Del resto, nonostante la questione irachena sia stata al centro dei dibattiti negli ultimi anni, l’Italia è impegnata in 29 missioni militari in diverse parti del mondo, con l’impegno di oltre 11 mila soldati.  Proviamo a capire perché l’Italia abbia la necessità di sviluppare politiche così aggressive nei confronti dei Paesi dipendenti e perché proprio il Governo Prodi risponda al meglio alle attuali necessità dell’imperialismo made in Italy.

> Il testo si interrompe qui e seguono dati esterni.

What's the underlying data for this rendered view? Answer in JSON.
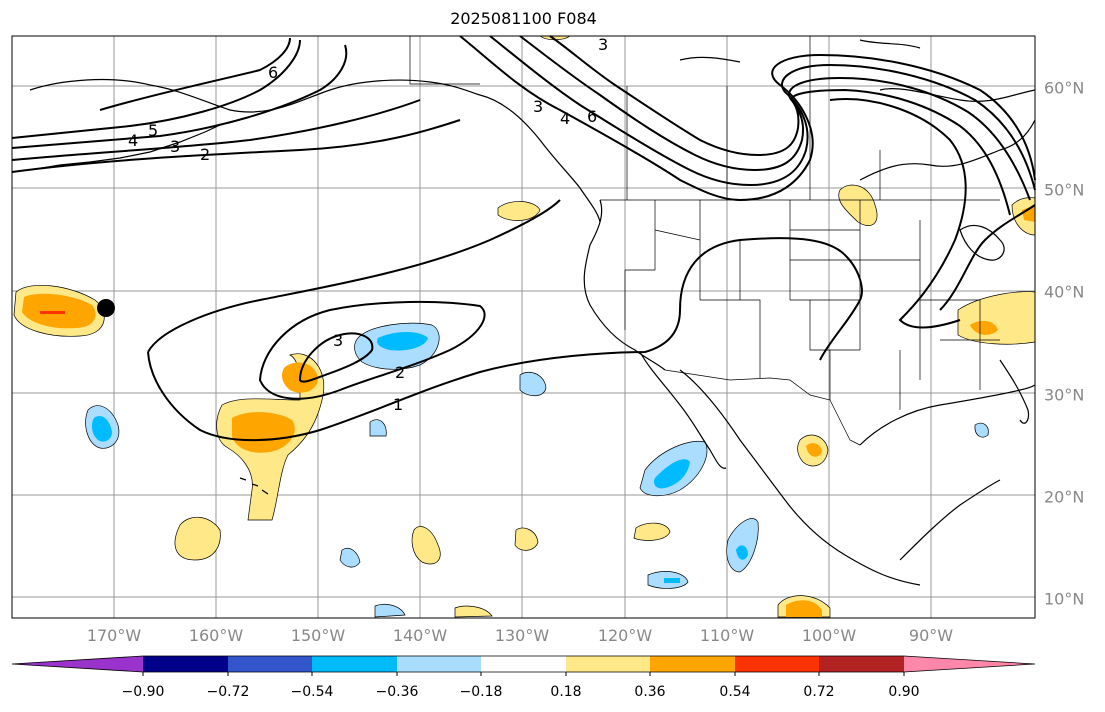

Con la fine della Guerra Fredda, l’Italia perdeva la propria posizione privilegiata di Paese di confine col blocco nemico. Lo stravolgimento dello scacchiere mondiale aveva la conseguenza principale di lasciare ai Paesi imperialisti le mani completamente libere. E’ questo lo scenario in cui comincia l’epoca della “guerra infinita”, che altro non è che una nuova fase dell’espansione imperialista, resa particolarmente aggressiva dalla perdurante crisi di sovrapproduzione di capitale mondiale.

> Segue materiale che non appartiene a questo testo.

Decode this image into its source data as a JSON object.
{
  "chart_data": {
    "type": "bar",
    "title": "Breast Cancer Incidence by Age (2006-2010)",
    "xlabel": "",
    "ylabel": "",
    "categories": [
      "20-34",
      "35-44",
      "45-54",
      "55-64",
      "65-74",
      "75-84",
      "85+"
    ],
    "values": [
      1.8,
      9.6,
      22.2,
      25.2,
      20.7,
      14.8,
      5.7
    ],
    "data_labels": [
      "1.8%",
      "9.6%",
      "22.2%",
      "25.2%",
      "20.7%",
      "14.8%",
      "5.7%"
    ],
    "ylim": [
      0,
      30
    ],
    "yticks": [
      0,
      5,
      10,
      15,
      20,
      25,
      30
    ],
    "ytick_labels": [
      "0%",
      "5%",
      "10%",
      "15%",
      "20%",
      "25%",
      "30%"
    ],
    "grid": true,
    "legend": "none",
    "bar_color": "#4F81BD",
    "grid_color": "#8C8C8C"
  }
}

Sospinto da paesi come la Francia e la Germania, prendeva sostanza il disegno di un blocco imperialista europeo antagonista a quello statunitense, disegno spalleggiato da buona parte della grande borghesia del vecchio continente.
Snodo centrale di tutta la politica dei governi di centrosinistra è questo progetto di polo imperialista europeo. Il programma e perfino il personale politico dell’Unione ne sono testimoni. Prodi e Padoa Schioppa sono stati a capo delle massime istituzioni politiche e finanziarie dell’Europa di Maastricht. Questa è l’unica vera differenza col centrodestra, che puntava principalmente sull’asse atlantico con Regno Unito e Usa, sempre comunque nel quadro comune della Nato.
 
Contrariamente a quanto teorizzato negli ultimi anni da eminenti intellettuali e carrieristi politici di vario grado e rango, non esiste un modo pacifico per combattere la guerra.

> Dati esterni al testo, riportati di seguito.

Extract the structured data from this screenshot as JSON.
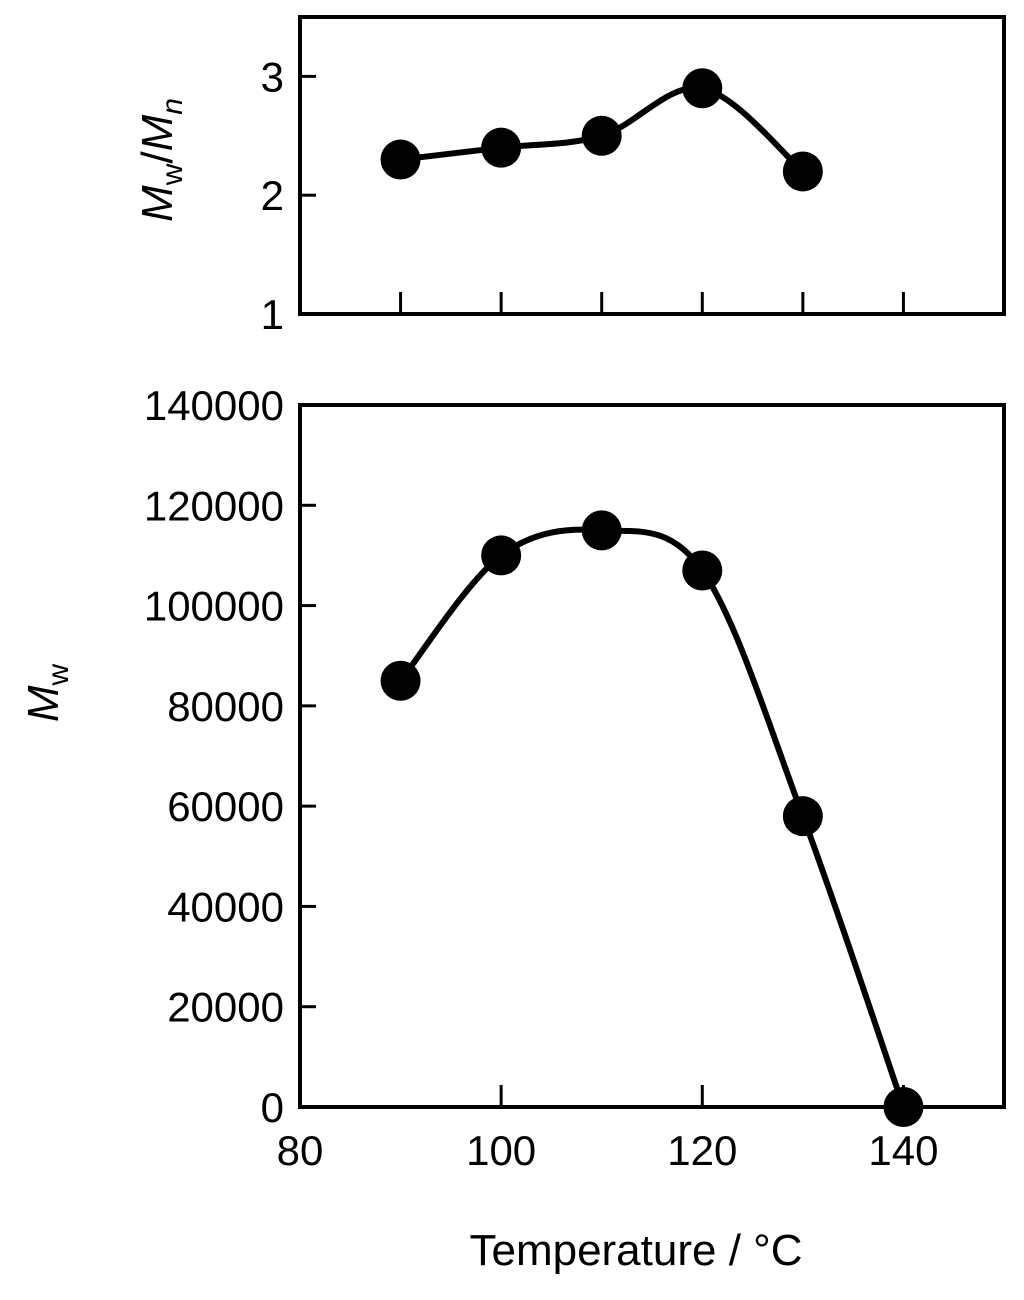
{
  "chart_data": [
    {
      "type": "line",
      "panel": "top",
      "ylabel": {
        "main": "M",
        "sub1": "w",
        "slash": "/",
        "main2": "M",
        "sub2": "n"
      },
      "xlim": [
        80,
        150
      ],
      "ylim": [
        1,
        3.5
      ],
      "yticks": [
        1,
        2,
        3
      ],
      "xticks": [
        80,
        90,
        100,
        110,
        120,
        130,
        140,
        150
      ],
      "x": [
        90,
        100,
        110,
        120,
        130
      ],
      "y": [
        2.3,
        2.4,
        2.5,
        2.9,
        2.2
      ],
      "marker": "filled-circle",
      "smooth_curve": true
    },
    {
      "type": "line",
      "panel": "bottom",
      "ylabel": {
        "main": "M",
        "sub1": "w"
      },
      "xlabel": "Temperature / °C",
      "xlim": [
        80,
        150
      ],
      "ylim": [
        0,
        140000
      ],
      "yticks": [
        0,
        20000,
        40000,
        60000,
        80000,
        100000,
        120000,
        140000
      ],
      "xticks": [
        80,
        100,
        120,
        140
      ],
      "x": [
        90,
        100,
        110,
        120,
        130,
        140
      ],
      "y": [
        85000,
        110000,
        115000,
        107000,
        58000,
        0
      ],
      "marker": "filled-circle",
      "smooth_curve": true
    }
  ]
}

La guerra è generata continuamente dal capitalismo, e ancor di più dalla sua fase attuale, quella imperialista, in cui per agevolare l’esportazione di capitali e merci della propria borghesia nazionale, tutti i Paesi imperialisti cercano continuamente di assoggettare sempre nuovi mercati, di accaparrarsi sempre nuove fonti di materie prime e concessioni favorevoli, al fine di assicurarsi il massimo profitto possibile, passando sopra cadaveri e macerie. Solamente l’abbattimento del sistema capitalista potrà liberare per l’umanità un futuro di pace.
In concreto, esistono solamente due maniere di lottare contro la guerra: appoggiare le resistenze popolari dei Paesi aggrediti, indipendentemente dalla loro direzione, e lottare contro il proprio governo di guerra.
Una buona parte dei pacifisti di questi anni riponeva grandi speranze nell’avvento al governo del centrosinistra. Specialmente in un sistema bipolare la tentazione di appoggiare uno dei due schieramenti politici con la speranza di ottenere qualcosa di vantaggioso per sé è una delle illusioni più antiche dei lavoratori. In realtà, questa tentazione è molto più di una tentazione pericolosa: è un vero e proprio suicidio.
In una società in cui a dominare è il capitale, cioè lo sfruttamento della forza-lavoro di miliardi di lavoratori da parte di un pugno di capitalisti, pensare che il sistema politico sia immune da questa dittatura è una pia illusione.

Le lotte di questi anni non devono essere sacrificate sull’altare delle compatibilità di governo con gli interessi dell’impresa; è necessaria la mobilitazione più ampia e unitaria possibile contro la guerra e contro le politiche antipopolari del governo Prodi.
Chi sta col governo Prodi, sta con la guerra, anche se magari (ed è il caso di tanti militanti in buona fede, non certo dei dirigenti della sinistra governista o "critica") ancora non lo sa.